Later, due to conflicts over interests with GSR, she left the fund, experienced a period of public controversy, and by late 2025, publicly appeared as “Dark Side of the Moon President,” fully responsible for strategy, funding, and commercialization.
These are precisely areas where Yáng Zhílín is less comfortable or unwilling to spend long-term energy. He is a typical technical founder. In Nvidia GTC 2026, he spent much time discussing Muon, training efficiency, and stability issues at trillion-parameter scales.
Liang Wenfeng is also a tech geek, but he controls the company more directly: with real money.
In the first round of external funding, he invested 20 billion yuan himself, accounting for 40%, without relying on complex institutional arrangements or special voting rights, aiming to “beat capital with capital.”

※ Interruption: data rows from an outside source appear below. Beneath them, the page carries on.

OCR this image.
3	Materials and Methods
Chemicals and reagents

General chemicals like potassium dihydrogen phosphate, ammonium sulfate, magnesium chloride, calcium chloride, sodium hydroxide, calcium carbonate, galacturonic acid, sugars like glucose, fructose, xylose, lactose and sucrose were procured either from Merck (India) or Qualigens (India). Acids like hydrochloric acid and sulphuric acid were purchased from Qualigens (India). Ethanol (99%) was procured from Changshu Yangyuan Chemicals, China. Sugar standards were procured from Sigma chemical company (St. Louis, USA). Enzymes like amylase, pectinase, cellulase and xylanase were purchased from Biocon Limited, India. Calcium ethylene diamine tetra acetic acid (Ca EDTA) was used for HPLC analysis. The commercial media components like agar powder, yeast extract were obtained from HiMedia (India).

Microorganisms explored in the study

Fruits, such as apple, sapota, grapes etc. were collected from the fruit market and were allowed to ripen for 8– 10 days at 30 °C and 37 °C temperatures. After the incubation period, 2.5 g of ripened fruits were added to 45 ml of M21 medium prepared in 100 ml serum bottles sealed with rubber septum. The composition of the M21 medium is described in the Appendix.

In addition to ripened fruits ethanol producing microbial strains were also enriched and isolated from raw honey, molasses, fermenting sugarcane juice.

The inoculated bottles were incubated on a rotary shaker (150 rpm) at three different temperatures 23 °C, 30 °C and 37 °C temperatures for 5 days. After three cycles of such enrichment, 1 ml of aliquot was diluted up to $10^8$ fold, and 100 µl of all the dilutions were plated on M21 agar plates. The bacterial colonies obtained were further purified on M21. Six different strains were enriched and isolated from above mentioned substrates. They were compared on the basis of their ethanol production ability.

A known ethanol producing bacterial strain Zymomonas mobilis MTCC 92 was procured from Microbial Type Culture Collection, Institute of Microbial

It’s hard to say which approach is smarter. Institutional design offers high leverage with less equity, but it’s human-made, and execution can lead to friction, disputes, or unforeseen costs.
According to reports, during Kimi’s early days, Yáng Zhílín took core team members from his previous company, Circul Intelligent, but the old shareholders’ waiver agreement was never fully signed. At that time, the hype around large-model financing led to many issues being implicitly accepted as “just get on board first.”
Later, with Alibaba’s nearly $1 billion investment, disputes surfaced.
Zhang Yutong, who negotiated this round for Kimi, was then a managing partner at GSR Ventures, and her husband, Wang Zhen, was also a co-founder of Kimi. Subsequently, Tiger Zhu Weitong publicly commented that “fiduciary duty is a red line,” and the old shareholders of Circul Intelligent initiated arbitration.
Therefore, a carefully designed dual-class share structure cannot fully resolve the personal relationships and procedural issues left at the company’s founding.
The benefit of real money is clarity—no ambiguity—but it requires having that much money and being willing to invest it. Liang Wenfeng can afford this with Fantom backing.
Different choices also reflect the resource endowments of the two companies. Kimi has been a market-oriented startup from the start, so it must learn to coexist with capital long-term; DeepSeek, having survived the toughest phase with self-funding, can handle control issues more assertively.
Each has its own way of doing things.
Technologically, they are each other’s “infrastructure.” Business-wise, they once followed two different tracks. But as DeepSeek begins to introduce external capital, these tracks are gradually converging.
Money is weighty. Once external capital flows in, all companies will ultimately face the same bill.
Kimi has taken the lead; DeepSeek is just starting.